U.S. District Judge Callie V. S. Granade issued her order - which takes effect immediately - after hearing from lawyers for the gay couples who led the same-sex marriage lawsuit. They asked her for a broad ruling, applicable statewide, but also to force Mobile County Probate Judge Don Davis to hand out the licenses, according to AL.com.
"Plaintiffs’ inability to exercise their fundamental right to marry has caused them irreparable harm that outweighs any injury to defendant," Granade wrote, noting they had "met their burden for issuance of a preliminary injunction against the enforcement of state marriage laws prohibiting same-sex marriage."

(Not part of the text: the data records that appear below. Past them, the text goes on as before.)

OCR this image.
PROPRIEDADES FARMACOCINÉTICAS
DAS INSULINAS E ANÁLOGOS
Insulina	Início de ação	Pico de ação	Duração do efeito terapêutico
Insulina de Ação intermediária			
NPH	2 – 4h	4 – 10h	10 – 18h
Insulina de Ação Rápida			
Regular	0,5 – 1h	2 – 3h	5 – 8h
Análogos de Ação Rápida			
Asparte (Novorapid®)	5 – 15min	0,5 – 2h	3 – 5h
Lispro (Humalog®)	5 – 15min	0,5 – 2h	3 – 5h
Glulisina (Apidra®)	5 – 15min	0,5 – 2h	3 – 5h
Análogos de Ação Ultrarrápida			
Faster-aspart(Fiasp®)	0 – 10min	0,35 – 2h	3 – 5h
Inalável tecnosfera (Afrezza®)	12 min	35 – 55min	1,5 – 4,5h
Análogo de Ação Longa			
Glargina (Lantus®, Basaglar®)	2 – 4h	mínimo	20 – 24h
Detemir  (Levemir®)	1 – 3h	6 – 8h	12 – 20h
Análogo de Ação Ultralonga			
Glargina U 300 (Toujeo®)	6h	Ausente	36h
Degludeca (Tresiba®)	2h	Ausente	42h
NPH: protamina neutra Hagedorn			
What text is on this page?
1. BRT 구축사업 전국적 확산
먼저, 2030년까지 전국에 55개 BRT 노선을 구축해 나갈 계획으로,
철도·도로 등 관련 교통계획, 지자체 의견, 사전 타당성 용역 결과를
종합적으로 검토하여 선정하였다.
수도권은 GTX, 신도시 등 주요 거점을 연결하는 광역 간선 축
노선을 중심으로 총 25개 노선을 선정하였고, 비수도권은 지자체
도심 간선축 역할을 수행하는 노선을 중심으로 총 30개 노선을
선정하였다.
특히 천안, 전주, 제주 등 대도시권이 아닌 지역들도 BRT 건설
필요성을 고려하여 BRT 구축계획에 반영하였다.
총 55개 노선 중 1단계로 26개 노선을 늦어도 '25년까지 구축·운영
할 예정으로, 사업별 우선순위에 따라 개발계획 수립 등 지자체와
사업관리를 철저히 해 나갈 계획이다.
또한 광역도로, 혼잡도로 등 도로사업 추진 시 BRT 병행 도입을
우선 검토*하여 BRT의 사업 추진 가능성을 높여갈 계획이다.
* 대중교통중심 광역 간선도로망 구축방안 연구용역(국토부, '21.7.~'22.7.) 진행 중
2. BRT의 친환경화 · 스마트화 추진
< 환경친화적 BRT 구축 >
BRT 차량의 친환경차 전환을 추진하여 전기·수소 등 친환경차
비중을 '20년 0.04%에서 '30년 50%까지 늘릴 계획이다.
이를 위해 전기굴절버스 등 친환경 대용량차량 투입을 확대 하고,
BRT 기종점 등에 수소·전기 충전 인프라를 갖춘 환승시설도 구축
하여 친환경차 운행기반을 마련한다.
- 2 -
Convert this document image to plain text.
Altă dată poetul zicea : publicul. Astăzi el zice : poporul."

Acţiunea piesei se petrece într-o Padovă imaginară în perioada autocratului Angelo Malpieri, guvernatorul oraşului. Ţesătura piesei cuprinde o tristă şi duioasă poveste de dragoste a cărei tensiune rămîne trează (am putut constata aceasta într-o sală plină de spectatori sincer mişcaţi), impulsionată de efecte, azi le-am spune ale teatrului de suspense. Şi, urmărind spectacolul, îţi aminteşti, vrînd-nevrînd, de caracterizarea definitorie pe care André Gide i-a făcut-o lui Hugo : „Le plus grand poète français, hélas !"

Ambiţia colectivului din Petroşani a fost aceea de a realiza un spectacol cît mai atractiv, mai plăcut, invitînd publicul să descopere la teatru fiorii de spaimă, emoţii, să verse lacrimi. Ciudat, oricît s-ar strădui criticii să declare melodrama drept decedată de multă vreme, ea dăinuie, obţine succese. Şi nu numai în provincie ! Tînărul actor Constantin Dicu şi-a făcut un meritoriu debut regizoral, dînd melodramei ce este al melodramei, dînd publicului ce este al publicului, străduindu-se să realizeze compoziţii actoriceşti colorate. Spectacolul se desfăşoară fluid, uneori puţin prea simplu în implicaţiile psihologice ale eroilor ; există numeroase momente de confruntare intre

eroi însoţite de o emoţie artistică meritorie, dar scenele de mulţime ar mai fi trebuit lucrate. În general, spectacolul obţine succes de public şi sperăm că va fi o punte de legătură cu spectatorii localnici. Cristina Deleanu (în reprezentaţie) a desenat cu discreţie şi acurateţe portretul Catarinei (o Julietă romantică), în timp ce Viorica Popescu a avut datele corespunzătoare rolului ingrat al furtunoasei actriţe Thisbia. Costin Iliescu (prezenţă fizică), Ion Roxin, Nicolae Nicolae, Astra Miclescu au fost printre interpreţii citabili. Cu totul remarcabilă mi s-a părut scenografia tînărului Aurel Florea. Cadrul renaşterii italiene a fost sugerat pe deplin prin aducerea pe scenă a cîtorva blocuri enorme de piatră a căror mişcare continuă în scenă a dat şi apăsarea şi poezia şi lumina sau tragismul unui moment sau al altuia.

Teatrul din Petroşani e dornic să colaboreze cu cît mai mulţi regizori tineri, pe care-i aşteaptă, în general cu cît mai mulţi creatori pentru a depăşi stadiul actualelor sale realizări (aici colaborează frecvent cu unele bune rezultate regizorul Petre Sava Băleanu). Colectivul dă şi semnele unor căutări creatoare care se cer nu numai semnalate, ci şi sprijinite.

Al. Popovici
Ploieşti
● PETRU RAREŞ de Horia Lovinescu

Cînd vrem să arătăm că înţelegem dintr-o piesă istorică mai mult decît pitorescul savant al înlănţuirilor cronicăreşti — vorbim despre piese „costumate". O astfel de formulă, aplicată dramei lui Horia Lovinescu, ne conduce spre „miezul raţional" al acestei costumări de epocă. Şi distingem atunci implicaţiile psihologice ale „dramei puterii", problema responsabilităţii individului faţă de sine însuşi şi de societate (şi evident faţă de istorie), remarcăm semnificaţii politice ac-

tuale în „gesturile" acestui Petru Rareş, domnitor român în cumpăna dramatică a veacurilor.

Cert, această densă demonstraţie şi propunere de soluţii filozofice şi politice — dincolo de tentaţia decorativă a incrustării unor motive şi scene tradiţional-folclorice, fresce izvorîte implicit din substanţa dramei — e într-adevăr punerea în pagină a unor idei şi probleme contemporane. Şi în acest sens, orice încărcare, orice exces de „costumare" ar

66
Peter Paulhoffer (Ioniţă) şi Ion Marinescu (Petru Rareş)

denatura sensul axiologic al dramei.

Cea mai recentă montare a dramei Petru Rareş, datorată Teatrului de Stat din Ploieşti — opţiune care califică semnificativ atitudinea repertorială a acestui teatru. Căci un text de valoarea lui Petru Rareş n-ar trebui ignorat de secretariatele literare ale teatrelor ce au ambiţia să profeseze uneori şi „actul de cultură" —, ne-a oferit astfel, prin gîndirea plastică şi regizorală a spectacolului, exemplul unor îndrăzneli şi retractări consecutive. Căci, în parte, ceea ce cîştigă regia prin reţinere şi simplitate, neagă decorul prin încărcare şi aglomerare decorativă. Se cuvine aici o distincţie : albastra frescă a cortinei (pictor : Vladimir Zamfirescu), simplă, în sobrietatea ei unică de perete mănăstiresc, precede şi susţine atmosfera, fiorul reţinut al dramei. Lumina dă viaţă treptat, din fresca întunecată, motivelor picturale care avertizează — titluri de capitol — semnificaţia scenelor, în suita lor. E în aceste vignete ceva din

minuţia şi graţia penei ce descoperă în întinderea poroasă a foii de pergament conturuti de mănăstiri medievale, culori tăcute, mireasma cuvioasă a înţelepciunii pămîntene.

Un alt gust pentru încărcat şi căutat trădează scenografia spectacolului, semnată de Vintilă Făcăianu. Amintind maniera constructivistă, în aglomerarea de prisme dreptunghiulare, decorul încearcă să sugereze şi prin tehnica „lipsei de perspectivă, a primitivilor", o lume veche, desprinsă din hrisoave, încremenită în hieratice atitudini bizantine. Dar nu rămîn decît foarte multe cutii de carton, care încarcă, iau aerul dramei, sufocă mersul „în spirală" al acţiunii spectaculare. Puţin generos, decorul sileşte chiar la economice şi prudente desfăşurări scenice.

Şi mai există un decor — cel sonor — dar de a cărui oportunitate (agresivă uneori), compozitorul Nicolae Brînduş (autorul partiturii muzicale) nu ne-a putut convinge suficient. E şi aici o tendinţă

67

" ... Judge Davis may not deny them a license on the ground that Plaintiffs constitute same-sex couples or because it is prohibited by the Sanctity of Marriage Amendment and the Alabama Marriage Protection Act or by any other Alabama," her ruling continued.
Confusion arose after Alabama Supreme Court Chief Justice Roy Moore, who has authored several letters against federal courts overturning gay marriage bans, issued an order late Sunday telling probate judges not to give marriage licenses to same-sex couples.
Moore argued same-sex marriage was "invalid" in Alabama though Granade had struck down the state’s gay marriage ban in late January. The U.S. Supreme Court had earlier declined to hear Alabama’s appeal of Granade’s decision and gay marriage was scheduled to begin in Alabama on Monday. But some probate judges declined to issue the licenses, citing conflicting orders.
“Judge Granade’s ruling confirms that the U.S. Constitution requires Alabama probate judges to issue marriage licenses to all qualified couples, gay and straight," said Randall Marshall, the ACLU of Alabama's legal director. "We hope state and local officials will recognize that their first obligation is to comply with our federal Constitution and will move quickly to follow the court’s ruling so that all couples in Alabama will be able to share in the dignity and protection that marriage provides.”
James Strawser, one of the plaintiffs, said he and his partner, John Humphrey, were getting married shortly. He said members of his church had shared in the moment, breaking into tears when they learned the couple could wed.
"We won it, it’s our victory," he told NBC News by phone from Mobile. "We made history. We will have the same rights as any married couple. ... We're really looking forward to this."
By Thursday, at least 22 of Alabama's 67 counties were issuing marriage licenses to gay couples, The Associated Press reported.